Exhibition Themes > Art & Architecture > 58. John Shute
58. John Shute (d. 1563). The First and Chief Grovndes of Architectvre vsed in all the auncient and famous monymentes: with a farther & more ample discouse vppon the same, than hitherto hath been set out by any other. Pvblished by Ihon Shute, Paynter and Archytecte. London: Thomas Marshe, 1563. Avery Library, Classics Collection
The First and Chief Grovndes of Architectvre is the first book in English on architecture and of excessive rarity, even in an imperfect copy such as Avery Library's, one of only two copies held outside the British Isles. Shute was a painter-stainer and does not seem to have worked as an architect, although he identifies himself as such. He had visited Rome and includes his own accounts of ancient buildings there, although his text in the main is indebted to Vitruvius, Philandrier, and Serlio, being largely a manual on the five orders.

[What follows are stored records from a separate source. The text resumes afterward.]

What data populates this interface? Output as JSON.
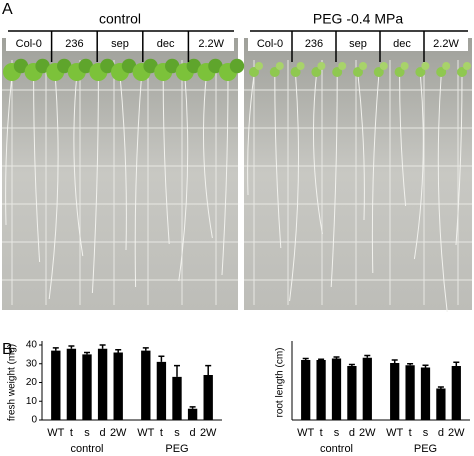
{
  "panel_a": {
    "label": "A",
    "plates": [
      {
        "title": "control",
        "columns": [
          "Col-0",
          "236",
          "sep",
          "dec",
          "2.2W"
        ]
      },
      {
        "title": "PEG -0.4 MPa",
        "columns": [
          "Col-0",
          "236",
          "sep",
          "dec",
          "2.2W"
        ]
      }
    ]
  },
  "panel_b": {
    "label": "B"
  },
  "chart_data": [
    {
      "type": "bar",
      "y_label": "fresh weight (mg)",
      "categories": [
        "WT",
        "t",
        "s",
        "d",
        "2W"
      ],
      "ylim": [
        0,
        40
      ],
      "yticks": [
        0,
        10,
        20,
        30,
        40
      ],
      "color": "#000000",
      "series": [
        {
          "name": "control",
          "values": [
            37,
            38,
            35,
            38,
            36
          ],
          "errors": [
            1.5,
            1.5,
            1,
            2,
            1.5
          ]
        },
        {
          "name": "PEG",
          "values": [
            37,
            31,
            23,
            6,
            24
          ],
          "errors": [
            1.5,
            3,
            6,
            1,
            5
          ]
        }
      ]
    },
    {
      "type": "bar",
      "y_label": "root length (cm)",
      "categories": [
        "WT",
        "t",
        "s",
        "d",
        "2W"
      ],
      "ylim": [
        0,
        10
      ],
      "color": "#000000",
      "series": [
        {
          "name": "control",
          "values": [
            8,
            8,
            8.2,
            7.2,
            8.3
          ],
          "errors": [
            0.2,
            0.1,
            0.2,
            0.2,
            0.3
          ]
        },
        {
          "name": "PEG",
          "values": [
            7.6,
            7.3,
            7,
            4.2,
            7.2
          ],
          "errors": [
            0.4,
            0.2,
            0.3,
            0.2,
            0.5
          ]
        }
      ]
    }
  ]
}
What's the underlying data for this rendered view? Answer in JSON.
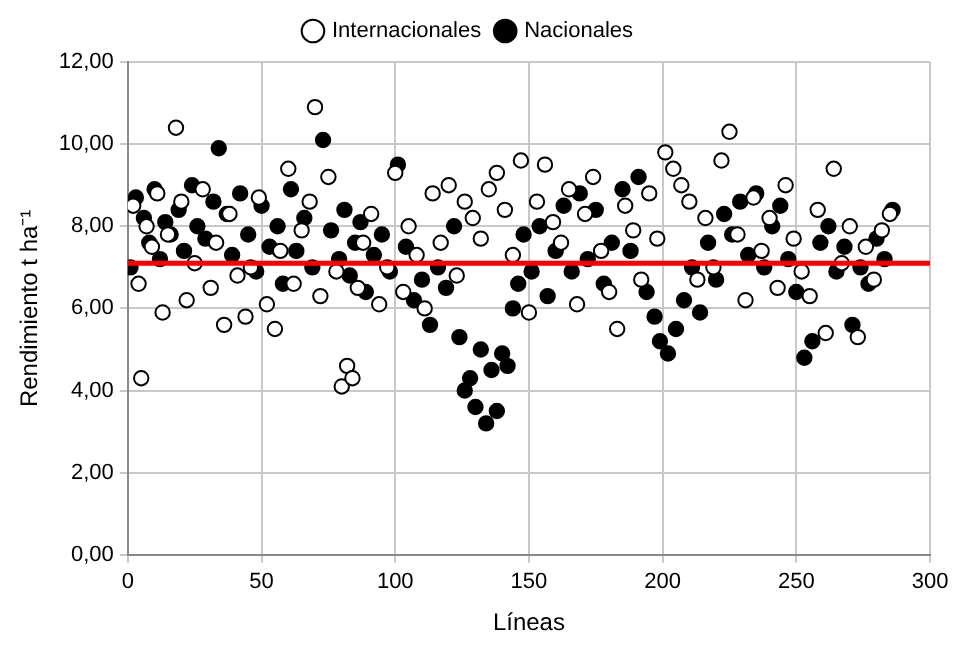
{
  "chart_data": {
    "type": "scatter",
    "xlabel": "Líneas",
    "ylabel": "Rendimiento t ha⁻¹",
    "xlim": [
      0,
      300
    ],
    "xticks": [
      0,
      50,
      100,
      150,
      200,
      250,
      300
    ],
    "ylim": [
      0,
      12
    ],
    "yticks": [
      {
        "value": 0,
        "label": "0,00"
      },
      {
        "value": 2,
        "label": "2,00"
      },
      {
        "value": 4,
        "label": "4,00"
      },
      {
        "value": 6,
        "label": "6,00"
      },
      {
        "value": 8,
        "label": "8,00"
      },
      {
        "value": 10,
        "label": "10,00"
      },
      {
        "value": 12,
        "label": "12,00"
      }
    ],
    "grid": true,
    "legend": "top",
    "marker": "circle",
    "ref_lines": [
      {
        "axis": "y",
        "value": 7.1,
        "color": "#ff0000"
      }
    ],
    "series": [
      {
        "name": "Internacionales",
        "color": "#ffffff",
        "x": [
          2,
          4,
          5,
          7,
          9,
          11,
          13,
          15,
          18,
          20,
          22,
          25,
          28,
          31,
          33,
          36,
          38,
          41,
          44,
          46,
          49,
          52,
          55,
          57,
          60,
          62,
          65,
          68,
          70,
          72,
          75,
          78,
          80,
          82,
          84,
          86,
          88,
          91,
          94,
          97,
          100,
          103,
          105,
          108,
          111,
          114,
          117,
          120,
          123,
          126,
          129,
          132,
          135,
          138,
          141,
          144,
          147,
          150,
          153,
          156,
          159,
          162,
          165,
          168,
          171,
          174,
          177,
          180,
          183,
          186,
          189,
          192,
          195,
          198,
          201,
          204,
          207,
          210,
          213,
          216,
          219,
          222,
          225,
          228,
          231,
          234,
          237,
          240,
          243,
          246,
          249,
          252,
          255,
          258,
          261,
          264,
          267,
          270,
          273,
          276,
          279,
          282,
          285
        ],
        "values": [
          8.5,
          6.6,
          4.3,
          8.0,
          7.5,
          8.8,
          5.9,
          7.8,
          10.4,
          8.6,
          6.2,
          7.1,
          8.9,
          6.5,
          7.6,
          5.6,
          8.3,
          6.8,
          5.8,
          7.0,
          8.7,
          6.1,
          5.5,
          7.4,
          9.4,
          6.6,
          7.9,
          8.6,
          10.9,
          6.3,
          9.2,
          6.9,
          4.1,
          4.6,
          4.3,
          6.5,
          7.6,
          8.3,
          6.1,
          7.0,
          9.3,
          6.4,
          8.0,
          7.3,
          6.0,
          8.8,
          7.6,
          9.0,
          6.8,
          8.6,
          8.2,
          7.7,
          8.9,
          9.3,
          8.4,
          7.3,
          9.6,
          5.9,
          8.6,
          9.5,
          8.1,
          7.6,
          8.9,
          6.1,
          8.3,
          9.2,
          7.4,
          6.4,
          5.5,
          8.5,
          7.9,
          6.7,
          8.8,
          7.7,
          9.8,
          9.4,
          9.0,
          8.6,
          6.7,
          8.2,
          7.0,
          9.6,
          10.3,
          7.8,
          6.2,
          8.7,
          7.4,
          8.2,
          6.5,
          9.0,
          7.7,
          6.9,
          6.3,
          8.4,
          5.4,
          9.4,
          7.1,
          8.0,
          5.3,
          7.5,
          6.7,
          7.9,
          8.3
        ]
      },
      {
        "name": "Nacionales",
        "color": "#000000",
        "x": [
          1,
          3,
          6,
          8,
          10,
          12,
          14,
          16,
          19,
          21,
          24,
          26,
          29,
          32,
          34,
          37,
          39,
          42,
          45,
          48,
          50,
          53,
          56,
          58,
          61,
          63,
          66,
          69,
          73,
          76,
          79,
          81,
          83,
          85,
          87,
          89,
          92,
          95,
          98,
          101,
          104,
          107,
          110,
          113,
          116,
          119,
          122,
          124,
          126,
          128,
          130,
          132,
          134,
          136,
          138,
          140,
          142,
          144,
          146,
          148,
          151,
          154,
          157,
          160,
          163,
          166,
          169,
          172,
          175,
          178,
          181,
          185,
          188,
          191,
          194,
          197,
          199,
          202,
          205,
          208,
          211,
          214,
          217,
          220,
          223,
          226,
          229,
          232,
          235,
          238,
          241,
          244,
          247,
          250,
          253,
          256,
          259,
          262,
          265,
          268,
          271,
          274,
          277,
          280,
          283,
          286
        ],
        "values": [
          7.0,
          8.7,
          8.2,
          7.6,
          8.9,
          7.2,
          8.1,
          7.8,
          8.4,
          7.4,
          9.0,
          8.0,
          7.7,
          8.6,
          9.9,
          8.3,
          7.3,
          8.8,
          7.8,
          6.9,
          8.5,
          7.5,
          8.0,
          6.6,
          8.9,
          7.4,
          8.2,
          7.0,
          10.1,
          7.9,
          7.2,
          8.4,
          6.8,
          7.6,
          8.1,
          6.4,
          7.3,
          7.8,
          6.9,
          9.5,
          7.5,
          6.2,
          6.7,
          5.6,
          7.0,
          6.5,
          8.0,
          5.3,
          4.0,
          4.3,
          3.6,
          5.0,
          3.2,
          4.5,
          3.5,
          4.9,
          4.6,
          6.0,
          6.6,
          7.8,
          6.9,
          8.0,
          6.3,
          7.4,
          8.5,
          6.9,
          8.8,
          7.2,
          8.4,
          6.6,
          7.6,
          8.9,
          7.4,
          9.2,
          6.4,
          5.8,
          5.2,
          4.9,
          5.5,
          6.2,
          7.0,
          5.9,
          7.6,
          6.7,
          8.3,
          7.8,
          8.6,
          7.3,
          8.8,
          7.0,
          8.0,
          8.5,
          7.2,
          6.4,
          4.8,
          5.2,
          7.6,
          8.0,
          6.9,
          7.5,
          5.6,
          7.0,
          6.6,
          7.7,
          7.2,
          8.4
        ]
      }
    ]
  }
}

The book's four engraved plates are less accomplished than contemporaneous Continental work. The larger woodcut illustration of the Composite order has, perhaps, greater charm and is the one original plate surviving in the Avery copy. Shute's book was influential in establishing English architectural terminology. One of the earliest English textbooks, it appears to have been popular, going through three further editions in the sixteenth century. These editions are even scarcer than the first, with no copies traced for two of them. According to library lore, the first edition was serendipitously acquired for Columbia when an Avery librarian walked into a London bookshop and asked if they had any Shute.